The secondary group is ‘privacy interests’, which is not a group, nor a person, but an abstraction. It’s still worth noting that making services which identify people in order to protect their privacy warrants explanation; it sounds like using MacDonald’s to promote healthy living.
In last place, the tertiary group the Scottish government claim to worry about is ‘members of the public’.
Members of the public are not pushing to have their identity mandated. When identity is required for transferring money or Reddit’s AMA’s, people have found it trivially easy to confirm their identity.
The rest of the time people on-line are interacting with people they know – so no identity assurances are required – or people they don’t know – so no identity assurances are useful.
Throughout this process, we’re assured that the government will be acting ‘in the spirit of open government’ but the ongoing communication will be with ‘Ministers, Special Advisers, Stakeholders, and Partners’. That’s fine for a company’s board room. It’s not fine for a government.
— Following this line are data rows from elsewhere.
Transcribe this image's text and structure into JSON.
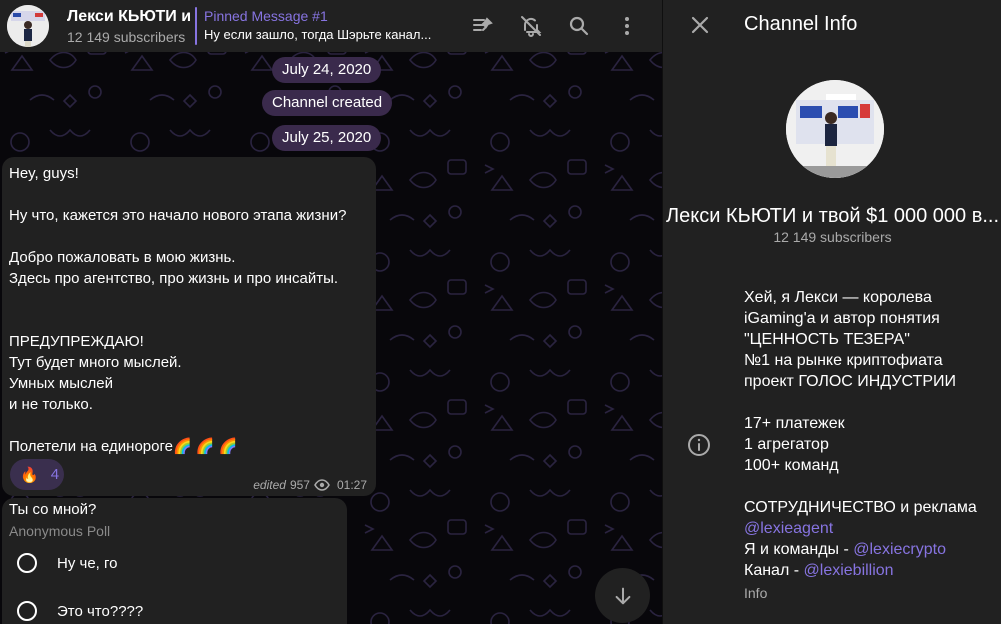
{
  "header": {
    "channel_title": "Лекси КЬЮТИ и твой $1 000 000 в...",
    "subscribers": "12 149 subscribers",
    "pinned_title": "Pinned Message #1",
    "pinned_text": "Ну если зашло, тогда Шэрьте канал..."
  },
  "chat": {
    "date_1": "July 24, 2020",
    "service_msg": "Channel created",
    "date_2": "July 25, 2020",
    "message": {
      "lines": [
        "Hey, guys!",
        "",
        "Ну что, кажется это начало нового этапа жизни?",
        "",
        "Добро пожаловать в мою жизнь.",
        "Здесь про агентство, про жизнь и про инсайты.",
        "",
        "",
        "ПРЕДУПРЕЖДАЮ!",
        "Тут будет много мыслей.",
        "Умных мыслей",
        "и не только.",
        "",
        "Полетели на единороге🌈 🌈 🌈"
      ],
      "reaction_emoji": "🔥",
      "reaction_count": "4",
      "edited_label": "edited",
      "views": "957",
      "time": "01:27"
    },
    "poll": {
      "question": "Ты со мной?",
      "type": "Anonymous Poll",
      "options": [
        "Ну че, го",
        "Это что????"
      ]
    }
  },
  "info": {
    "title": "Channel Info",
    "name": "Лекси КЬЮТИ и твой $1 000 000 в...",
    "subscribers": "12 149 subscribers",
    "bio": {
      "l1": "Хей, я Лекси — королева",
      "l2": "iGaming'а и автор понятия",
      "l3": "\"ЦЕННОСТЬ ТЕЗЕРА\"",
      "l4": "№1 на рынке криптофиата",
      "l5": "проект ГОЛОС ИНДУСТРИИ",
      "l6": "17+ платежек",
      "l7": "1 агрегатор",
      "l8": "100+ команд",
      "l9": "СОТРУДНИЧЕСТВО и реклама",
      "link1": "@lexieagent",
      "l11_prefix": "Я и команды - ",
      "link2": "@lexiecrypto",
      "l12_prefix": "Канал - ",
      "link3": "@lexiebillion"
    },
    "bio_label": "Info"
  },
  "colors": {
    "accent": "#8774e1",
    "panel": "#212121",
    "date_pill": "#3a2a4c"
  }
}
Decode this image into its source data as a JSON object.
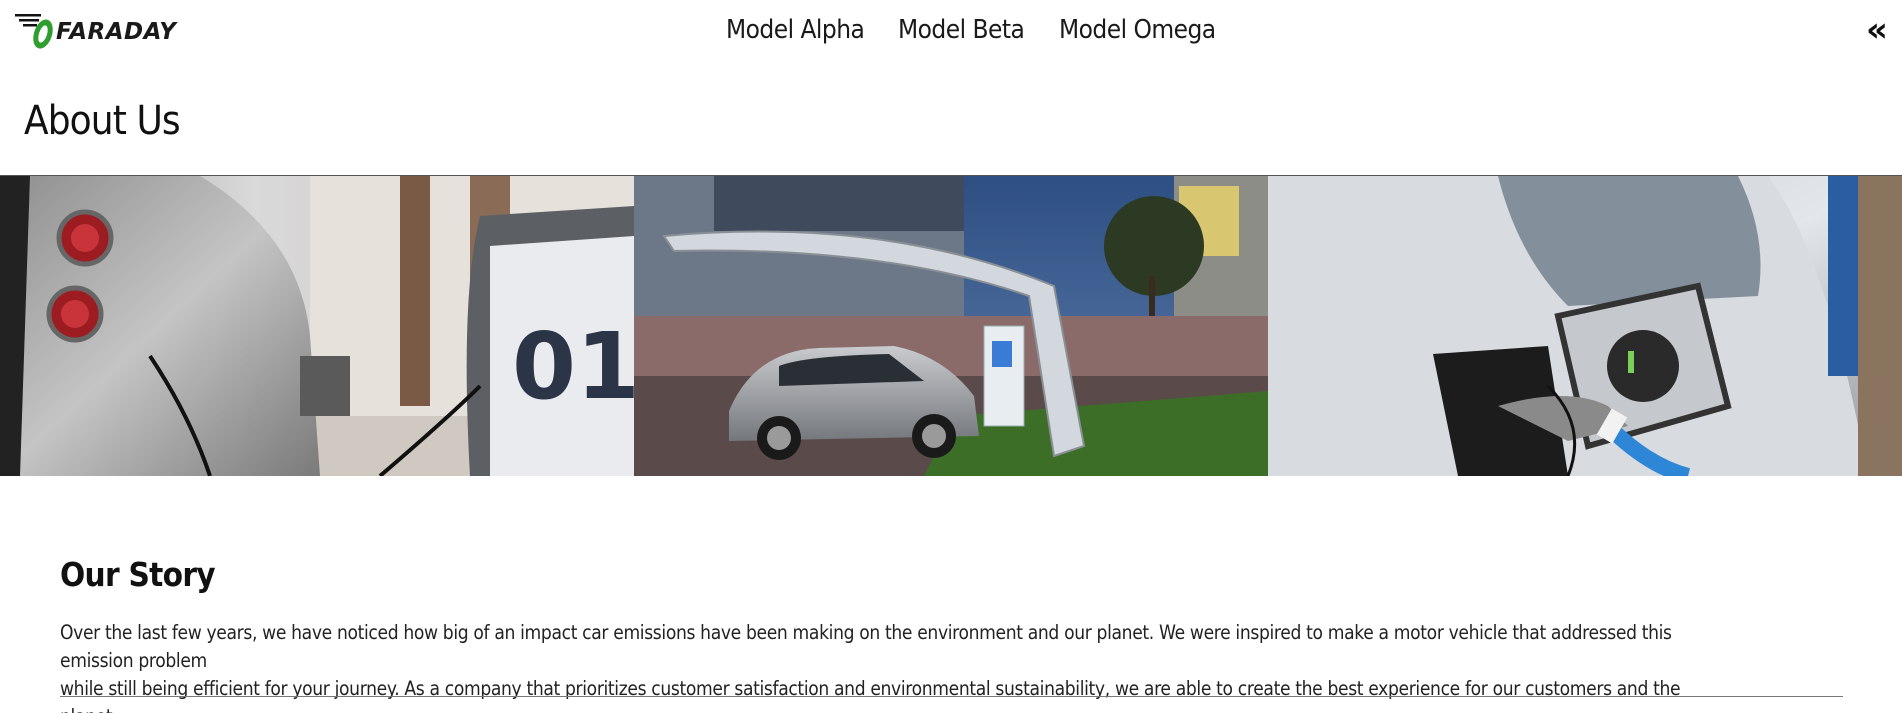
{
  "brand": {
    "name": "FARADAY",
    "accent": "#2e9e2e"
  },
  "nav": {
    "items": [
      "Model Alpha",
      "Model Beta",
      "Model Omega"
    ]
  },
  "header": {
    "collapse_glyph": "«",
    "collapse_icon": "double-chevron-left-icon"
  },
  "main": {
    "title": "About Us"
  },
  "hero": {
    "images": [
      {
        "name": "hero-image-charging-station-01"
      },
      {
        "name": "hero-image-car-under-canopy"
      },
      {
        "name": "hero-image-charging-port"
      }
    ],
    "station_number": "01"
  },
  "story": {
    "heading": "Our Story",
    "line1": "Over the last few years, we have noticed how big of an impact car emissions have been making on the environment and our planet. We were inspired to make a motor vehicle that addressed this emission problem",
    "line2": "while still being efficient for your journey. As a company that prioritizes customer satisfaction and environmental sustainability, we are able to create the best experience for our customers and the planet."
  }
}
Some time into the project we are told under the second bullet point of ‘Discovery Project’ that the project, once it’s already underway, can ‘identify the problem that an online assurance solution might address’.
Let’s look at that again – after the project is underway, some group of people will try to understand why it might be useful. But let me be fairer to the document – some group of people will try to identify why it “might” be useful.
Hi Malin, thanks for your feedback. With regard to stakeholders, we are developing a significant process of stakeholder engagement which will shape the development of this project. In our plan, we’ve highlighted several initial groups that we know are taking a close interest and expect to engage with more as this project progresses. Our door is very much open to all who want to get involved. Our plan also states that we are fully committed to developing a solution that is designed with and for members of the public as one of our objectives. Our stakeholder engagement work will seek to engage people in what are important discussions about how public sector digital services are delivered.
Malin Freeborn makes a very apt point:
”Members of the public are not pushing to have their identity mandated. ”
Is there strong evidence that this entire project is grounded in large swathes of the public calling for it? I have to agree with Malin that it is suspicious who is really driving to spend so much time and money on yet another form of ID database project.
I appreciate the engagement via this blog but I always use the internet for everything from shopping to banking and have never even considered to need yet another government effort to generated a centralised ID database. Eager to see what emerges from this, I just hope it isn’t a precursor to a mandatory adoption approach for its requirement.
Hi Mark, thanks for your response. Our work is in response to the increasing use of digital in public services delivery, as noted in the Scottish Government’s Digital Strategy. We recognise privacy is a key consideration and that’s why, in line with our objectives, our programme seeks to design an approach around the needs of people who use services. We appreciate your feedback and will be providing more updates as work progresses.